Personal finance apps aren’t just used to help consumers be savvier spenders and savers. They can also help small business owners manage their money more strategically.

Some apps focus on saving and investing, while others provide budgeting and cash flow insight and management features. As the new year begins, there’s no better time to think about how you’ll save more and budget smarter in the months ahead. Here are four apps to consider using and how they work:

 

Acorns

The app Acorns automates your saving and investing by rounding up the price to the nearest dollar of all purchases made on any linked debit and credit cards. The spare change is then swept into an investment account. For business owners who regularly purchase things like materials and merchandise, that extra change can add up quickly.

There’s no account minimum, and users can start investing in one of Acorns’ five portfolios—built to target different levels of risk tolerance—with as little as $5. Fees start at $1 per month for the basic plan, rising to $3 a month for a broad range of financial services, including a checking account.

Nate Masterson, founder of New Jersey-based Maple Holistics, a health and beauty products company, says he signed up for Acorns in 2017 because it made saving and investing easy. “I particularly like the ability to invest small amounts of money at a time,” he says.

 

Digit

Digit uses artificial intelligence to help you manage your cash flow and save for specific goals. When you link your checking accounts and credit cards, proprietary algorithms monitor your income, learn your spending patterns, and then calculate how much you can save toward specific goals based on your current account balances and expected future expenses.
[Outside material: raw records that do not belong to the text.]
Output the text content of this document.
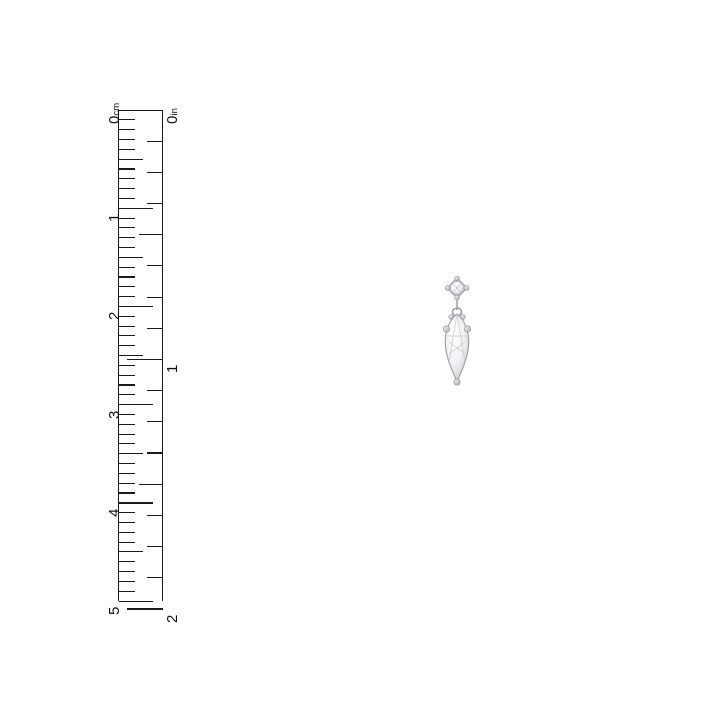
0cm
1
2
3
4
5
0in
1
2
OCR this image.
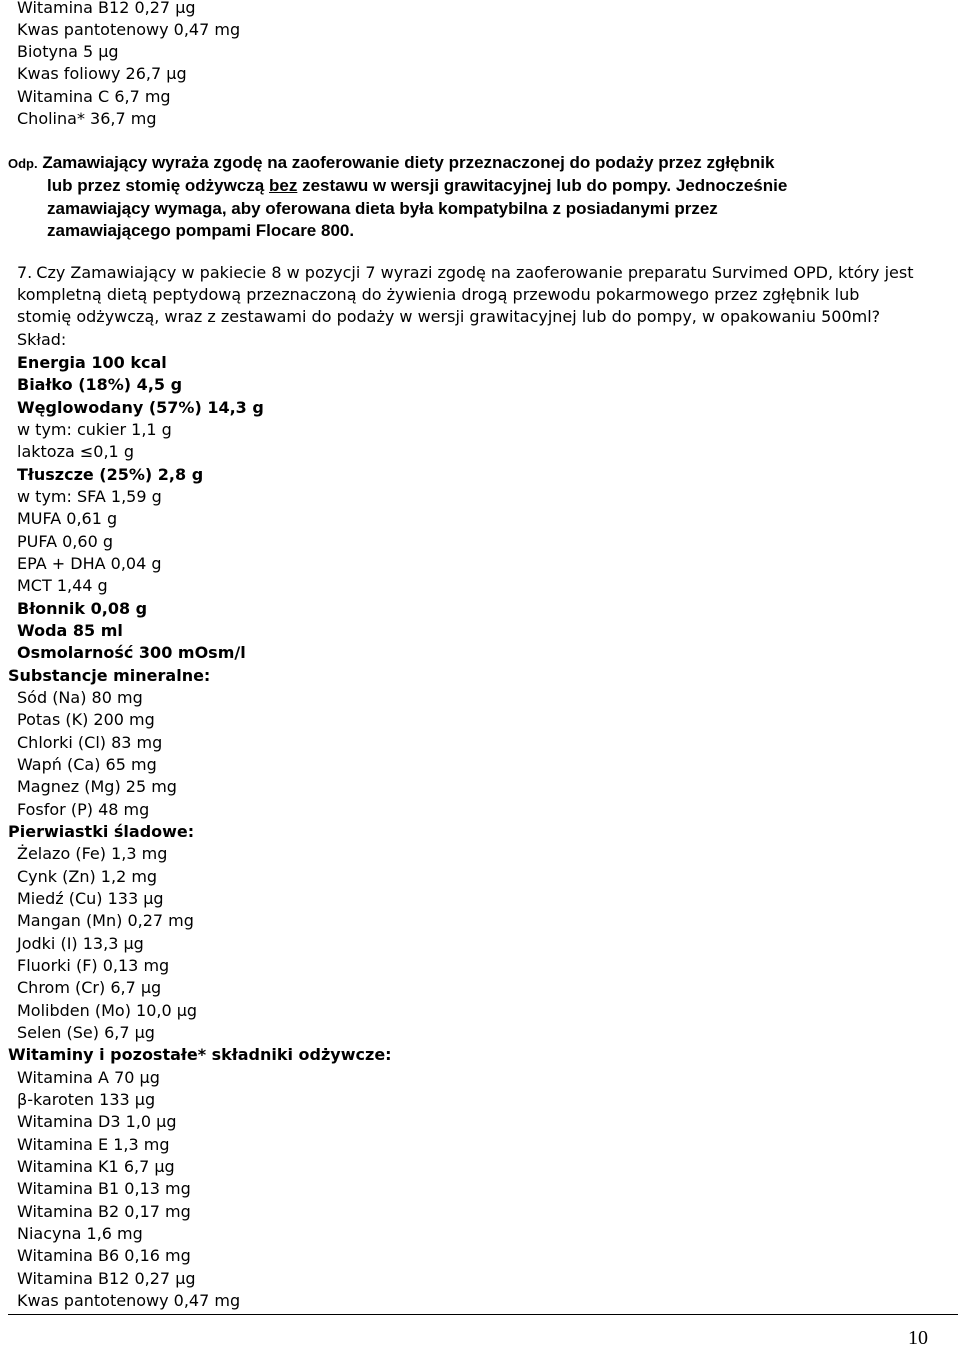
Witamina B12 0,27 µg
Kwas pantotenowy 0,47 mg
Biotyna 5 µg
Kwas foliowy 26,7 µg
Witamina C 6,7 mg
Cholina* 36,7 mg
Odp. Zamawiający wyraża zgodę na zaoferowanie diety przeznaczonej do podaży przez zgłębnik
lub przez stomię odżywczą bez zestawu w wersji grawitacyjnej lub do pompy. Jednocześnie
zamawiający wymaga, aby oferowana dieta była kompatybilna z posiadanymi przez
zamawiającego pompami Flocare 800.
7. Czy Zamawiający w pakiecie 8 w pozycji 7 wyrazi zgodę na zaoferowanie preparatu Survimed OPD, który jest
kompletną dietą peptydową przeznaczoną do żywienia drogą przewodu pokarmowego przez zgłębnik lub
stomię odżywczą, wraz z zestawami do podaży w wersji grawitacyjnej lub do pompy, w opakowaniu 500ml?
Skład:
Energia 100 kcal
Białko (18%) 4,5 g
Węglowodany (57%) 14,3 g
w tym: cukier 1,1 g
laktoza ≤0,1 g
Tłuszcze (25%) 2,8 g
w tym: SFA 1,59 g
MUFA 0,61 g
PUFA 0,60 g
EPA + DHA 0,04 g
MCT 1,44 g
Błonnik 0,08 g
Woda 85 ml
Osmolarność 300 mOsm/l
Substancje mineralne:
Sód (Na) 80 mg
Potas (K) 200 mg
Chlorki (Cl) 83 mg
Wapń (Ca) 65 mg
Magnez (Mg) 25 mg
Fosfor (P) 48 mg
Pierwiastki śladowe:
Żelazo (Fe) 1,3 mg
Cynk (Zn) 1,2 mg
Miedź (Cu) 133 µg
Mangan (Mn) 0,27 mg
Jodki (I) 13,3 µg
Fluorki (F) 0,13 mg
Chrom (Cr) 6,7 µg
Molibden (Mo) 10,0 µg
Selen (Se) 6,7 µg
Witaminy i pozostałe* składniki odżywcze:
Witamina A 70 µg
β-karoten 133 µg
Witamina D3 1,0 µg
Witamina E 1,3 mg
Witamina K1 6,7 µg
Witamina B1 0,13 mg
Witamina B2 0,17 mg
Niacyna 1,6 mg
Witamina B6 0,16 mg
Witamina B12 0,27 µg
Kwas pantotenowy 0,47 mg
10
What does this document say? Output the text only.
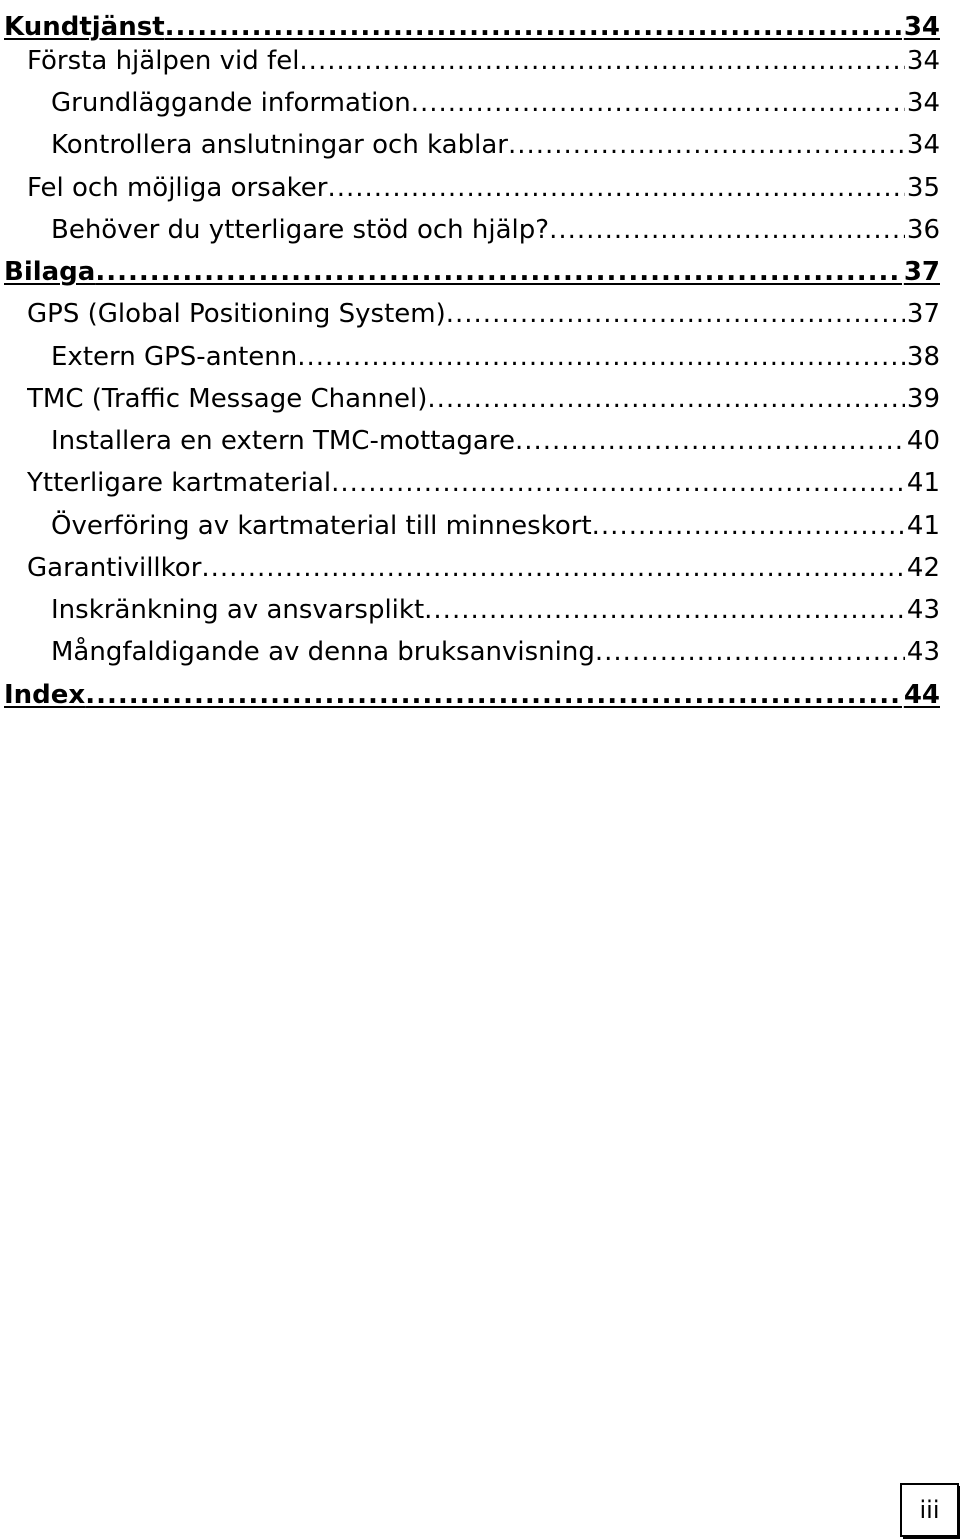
Kundtjänst .....	34
Första hjälpen vid fel .....	34
Grundläggande information .....	34
Kontrollera anslutningar och kablar .....	34
Fel och möjliga orsaker .....	35
Behöver du ytterligare stöd och hjälp? .....	36
Bilaga .....	37
GPS (Global Positioning System) .....	37
Extern GPS-antenn .....	38
TMC (Traffic Message Channel) .....	39
Installera en extern TMC-mottagare .....	40
Ytterligare kartmaterial .....	41
Överföring av kartmaterial till minneskort .....	41
Garantivillkor .....	42
Inskränkning av ansvarsplikt .....	43
Mångfaldigande av denna bruksanvisning .....	43
Index .....	44
iii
It then scans your checking accounts regularly and pulls out what it identifies as excess cash, moving it to an FDIC-insured savings account. For $2.99 a month, you can set up savings accounts based on specific goals—such as buying new equipment you’ll need next year or funding a new product launch. You decide how much of every sweep goes into each account.

 

Mint

A free app from Intuit, Mint can complement your accounting software by pulling all of your assets, liabilities, income and expenses into a comprehensive, easy-to-navigate balance sheet. It works best when you plug in all your financial information—checking and savings accounts, investment portfolios, mortgages, loans, and credit cards, along with corporate and personal assets, such as your house and business equity.

Onboard tools help you create (and stick to) a budget, analyze your cash flow, set goals and monitor your progress in real time. It will also categorize all transactions into predetermined silos, so you can keep all of your business and personal finances separate.

 

YNAB

YNAB helps you manage your budget by assigning a job to every dollar that flows into your business. You first link up your bank accounts. The app then creates a series of buckets aligned with your anticipated spending needs. For example, you can set up buckets for regular fixed expenses, such as rent and payroll, with a date set for when each is due. Other buckets might be for less frequent expenses, such as quarterly taxes or insurance payments.

When any money comes in, you designate specific amounts for each bucket. “So instead of just seeing I have $5,000 in the bank, I can look in YNAB and see that $1,500 is assigned to rent already, so I really only have $3,500 left,” explains Chad Henley, owner of Naturalcare Cleaning Service. 

With more than 30 technicians cleaning homes throughout the Houston metro area and more than $1 million in revenue, Henley uses YNAB to manage the entire budget, from payroll to regular expenses to setting money aside for unexpected expenses. “It forces me to stay within my budget, because once all of the dollars are assigned, if there’s nothing left over, I just don’t buy anything that’s not on the list until more money comes in,” he says.